Traugott Giesen Kolumne 18.11.2001
aus "Die Welt" Ausgabe Hamburg
Volkstrauer - ein guter Tag
Einige Kalendertage sind imprägniert mit
gemeinsamem Gefühl. Der Sonntag ist allemal besonders; auch wer nicht
zur Kirche geht, genießt das Nach-innen-gekehrt-sein und die allgemeine
Ruhe. Die großen Feste des Jahres gründen in Jesu Geburt, Tod
und Auferstehen, alle sind Aufbruchsfeste; wir werden mit nach vorn gezogen.
Und Pfingsten verheißt Heiligen Geist, dessen wir alle bedürfen.
Dann gibt es noch spezielle Sonntage, etwa Erntedank, Totensonntag und Advent
- und eben Volkstrauertag.
Wir werden (wenn es der Fall ist) als Teil der
deutschen Bevölkerung angesprochen, aber anders als am 3. Oktober. Da
dürfen wir uns in Nationalfreude sonnen und sollen die Versöhnung
von Ost und West in Deutschland durch Nachdenken fördern.
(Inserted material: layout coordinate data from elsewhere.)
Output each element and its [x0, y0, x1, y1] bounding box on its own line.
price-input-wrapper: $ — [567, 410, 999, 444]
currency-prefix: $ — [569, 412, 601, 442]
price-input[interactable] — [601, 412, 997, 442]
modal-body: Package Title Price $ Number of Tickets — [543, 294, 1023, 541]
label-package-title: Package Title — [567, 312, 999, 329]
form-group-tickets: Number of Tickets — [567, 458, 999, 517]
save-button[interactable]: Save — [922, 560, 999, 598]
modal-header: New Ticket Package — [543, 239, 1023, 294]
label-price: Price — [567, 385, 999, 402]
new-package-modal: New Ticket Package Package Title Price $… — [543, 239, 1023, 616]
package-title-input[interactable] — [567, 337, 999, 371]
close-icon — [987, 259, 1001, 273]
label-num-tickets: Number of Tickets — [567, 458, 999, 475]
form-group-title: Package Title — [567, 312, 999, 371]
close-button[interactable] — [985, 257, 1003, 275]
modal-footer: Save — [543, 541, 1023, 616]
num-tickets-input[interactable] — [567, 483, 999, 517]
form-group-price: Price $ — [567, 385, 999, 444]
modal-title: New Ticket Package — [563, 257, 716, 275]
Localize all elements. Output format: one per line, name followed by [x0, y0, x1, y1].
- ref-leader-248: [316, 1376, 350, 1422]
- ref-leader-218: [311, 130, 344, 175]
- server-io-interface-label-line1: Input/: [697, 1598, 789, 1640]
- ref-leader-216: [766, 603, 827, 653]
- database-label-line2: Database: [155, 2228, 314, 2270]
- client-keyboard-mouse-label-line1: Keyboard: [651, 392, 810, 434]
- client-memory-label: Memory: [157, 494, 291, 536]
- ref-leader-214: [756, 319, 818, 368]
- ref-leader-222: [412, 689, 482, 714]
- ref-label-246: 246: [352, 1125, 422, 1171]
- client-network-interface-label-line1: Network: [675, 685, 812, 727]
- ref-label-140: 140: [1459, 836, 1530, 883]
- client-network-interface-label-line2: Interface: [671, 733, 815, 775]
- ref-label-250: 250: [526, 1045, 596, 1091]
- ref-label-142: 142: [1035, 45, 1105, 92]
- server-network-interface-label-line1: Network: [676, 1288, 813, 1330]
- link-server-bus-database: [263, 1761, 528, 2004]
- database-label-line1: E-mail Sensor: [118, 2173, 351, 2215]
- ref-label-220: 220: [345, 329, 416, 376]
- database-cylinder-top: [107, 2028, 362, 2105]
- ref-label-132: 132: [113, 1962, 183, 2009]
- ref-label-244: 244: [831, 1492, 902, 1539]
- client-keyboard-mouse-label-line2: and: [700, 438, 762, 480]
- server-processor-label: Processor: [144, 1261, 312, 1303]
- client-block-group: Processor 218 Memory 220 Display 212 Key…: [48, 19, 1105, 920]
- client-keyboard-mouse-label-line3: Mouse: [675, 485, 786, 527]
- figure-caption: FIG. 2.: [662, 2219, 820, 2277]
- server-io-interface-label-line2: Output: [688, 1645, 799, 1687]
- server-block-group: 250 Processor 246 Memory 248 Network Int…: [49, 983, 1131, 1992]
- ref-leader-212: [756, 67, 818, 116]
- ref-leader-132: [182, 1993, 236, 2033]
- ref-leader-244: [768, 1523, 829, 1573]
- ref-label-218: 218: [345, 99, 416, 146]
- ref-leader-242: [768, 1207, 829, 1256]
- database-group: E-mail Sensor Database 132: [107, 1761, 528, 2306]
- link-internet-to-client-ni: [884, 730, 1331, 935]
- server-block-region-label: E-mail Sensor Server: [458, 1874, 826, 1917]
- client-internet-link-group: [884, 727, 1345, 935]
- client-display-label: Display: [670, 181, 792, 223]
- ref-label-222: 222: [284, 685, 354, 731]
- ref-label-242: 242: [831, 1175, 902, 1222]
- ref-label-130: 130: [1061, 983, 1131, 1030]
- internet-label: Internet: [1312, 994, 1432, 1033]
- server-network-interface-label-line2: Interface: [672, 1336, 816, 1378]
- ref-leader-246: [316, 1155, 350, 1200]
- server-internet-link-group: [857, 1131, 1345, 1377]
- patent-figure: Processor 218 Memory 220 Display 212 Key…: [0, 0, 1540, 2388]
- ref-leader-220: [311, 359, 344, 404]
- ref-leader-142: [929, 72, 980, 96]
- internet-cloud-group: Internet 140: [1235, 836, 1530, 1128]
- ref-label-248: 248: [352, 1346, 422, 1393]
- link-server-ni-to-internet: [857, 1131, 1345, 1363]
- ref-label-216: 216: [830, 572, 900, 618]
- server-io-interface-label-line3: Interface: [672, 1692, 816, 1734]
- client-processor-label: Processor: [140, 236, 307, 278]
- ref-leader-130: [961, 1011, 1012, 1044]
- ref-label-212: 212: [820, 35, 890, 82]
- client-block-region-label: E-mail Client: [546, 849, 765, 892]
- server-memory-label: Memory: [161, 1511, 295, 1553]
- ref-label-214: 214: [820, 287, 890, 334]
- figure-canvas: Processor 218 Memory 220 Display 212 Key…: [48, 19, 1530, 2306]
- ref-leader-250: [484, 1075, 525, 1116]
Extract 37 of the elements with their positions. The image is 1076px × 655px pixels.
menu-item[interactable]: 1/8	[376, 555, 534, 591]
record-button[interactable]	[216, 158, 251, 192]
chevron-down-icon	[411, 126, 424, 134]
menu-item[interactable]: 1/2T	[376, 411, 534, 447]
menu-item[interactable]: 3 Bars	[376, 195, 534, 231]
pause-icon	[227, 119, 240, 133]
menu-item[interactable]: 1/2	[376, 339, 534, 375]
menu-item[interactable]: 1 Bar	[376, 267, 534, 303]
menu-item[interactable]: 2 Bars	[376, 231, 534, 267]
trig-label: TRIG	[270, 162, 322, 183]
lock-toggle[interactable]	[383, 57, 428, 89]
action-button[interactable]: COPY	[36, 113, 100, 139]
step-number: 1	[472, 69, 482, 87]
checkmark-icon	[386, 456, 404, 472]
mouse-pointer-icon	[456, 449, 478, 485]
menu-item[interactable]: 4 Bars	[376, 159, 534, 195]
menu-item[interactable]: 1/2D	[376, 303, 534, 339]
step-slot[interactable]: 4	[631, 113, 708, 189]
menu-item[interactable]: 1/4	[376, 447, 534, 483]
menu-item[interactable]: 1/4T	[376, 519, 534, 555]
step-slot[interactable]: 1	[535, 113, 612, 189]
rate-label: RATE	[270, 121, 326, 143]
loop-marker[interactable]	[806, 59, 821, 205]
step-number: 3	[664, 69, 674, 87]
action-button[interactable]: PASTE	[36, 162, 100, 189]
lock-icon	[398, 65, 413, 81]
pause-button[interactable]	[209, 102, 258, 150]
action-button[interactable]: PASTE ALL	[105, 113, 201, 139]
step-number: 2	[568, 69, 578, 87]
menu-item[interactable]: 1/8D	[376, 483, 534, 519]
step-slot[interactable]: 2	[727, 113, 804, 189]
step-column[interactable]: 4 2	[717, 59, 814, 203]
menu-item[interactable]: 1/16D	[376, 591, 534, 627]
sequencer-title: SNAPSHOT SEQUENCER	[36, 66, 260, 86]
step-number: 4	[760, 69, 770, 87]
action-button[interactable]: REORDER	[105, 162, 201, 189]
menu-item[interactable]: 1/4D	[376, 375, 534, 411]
Volkstrauertag aber spricht uns als gemeinsame
Erben einer fürchterlichen Herkunft an. Wir, unsere Eltern oder unsere
Großeltern haben Adolf Hitler gewollt oder geduldet - jedenfalls nicht
verhindert. Und haben damit die unmenschlichste Gesellschaft der Menschheit
hergestellt. Gott sei Dank verlöschte der Spuk nach zwölf Jahren
und sechzig Millionen Toten. Und immer noch leiden wir an den Sünden
dieser Zeit: Die Menschen jüdischen Glaubens und jüdischer Kultur
fehlen uns. Dank den Wenigen, den Aufrechten, die noch und wieder Deutsche
sind. Millionen Frauen blieben zeitlebens verwitwet und Millionen Kinder
wurden ohne Vater, ohne Eltern groß, und wie viele Alpträume stecken
noch in Menschen. Wie viel Schrecken von Verfolgung und Qual bedrängen
die Seelen alltäglich. Und was haben wir uns schwer getan, den wenigen
noch lebenden Sklavenarbeitern ein wenig Trostgeld endlich zukommen zu lassen.
Ich bin gern Deutscher, wäre sicher auch gern Franzose oder Pole, oder
Ire. In welches Land mich Gott eingesät hätte, wenn ich gern dort
ich sein dürfte bei herzlichen Mitmenschen, wäre ich sicher auch
dort gern Landsmann. Ich finde es schön hier, die Sprache, die Musik,
die Medien, die Landschaften, das Klima, viele aufgeweckte Menschen - sie
passen mir gut. Auch bin ich froh über das wachsende demokratische
Bewusstsein hier, die Spendenfreudigkeit, die lebendigen Kirchen, die Gott
zeitnah verstehen, und dass so viele Menschen in Not bei uns Asyl suchen
und nicht wir aus Hunger in die Fremde flüchten müssen wie Millionen
Deutsche früher. Aber besonders am Volkstrauertag will ich auch trauern
mit denen, die Deutschlands Opfer wurden, die an Deutschland litten und
zuschanden wurden. Und wer noch kein Konzentrationslager aufgesucht hat,
der sollte sich einem solchen Ort der von Deutschen erstellten Finsternis
unterziehen.
Ich will an diesem Tag um mein Volk und mit
meinem Volk trauern, auch in Kenntnis von Gebüßtem und
Wiedergutgemachtem und der Freude über keimende Freundschaft zu den
Menschen der Nachbarländer. Ich danke allen Politikern, die stellvertretend
unsere Sünden bedenken und im Zusammenhang mit den jetzigen Katastrophen
unseren unbedingten Friedenswillen klarstellen.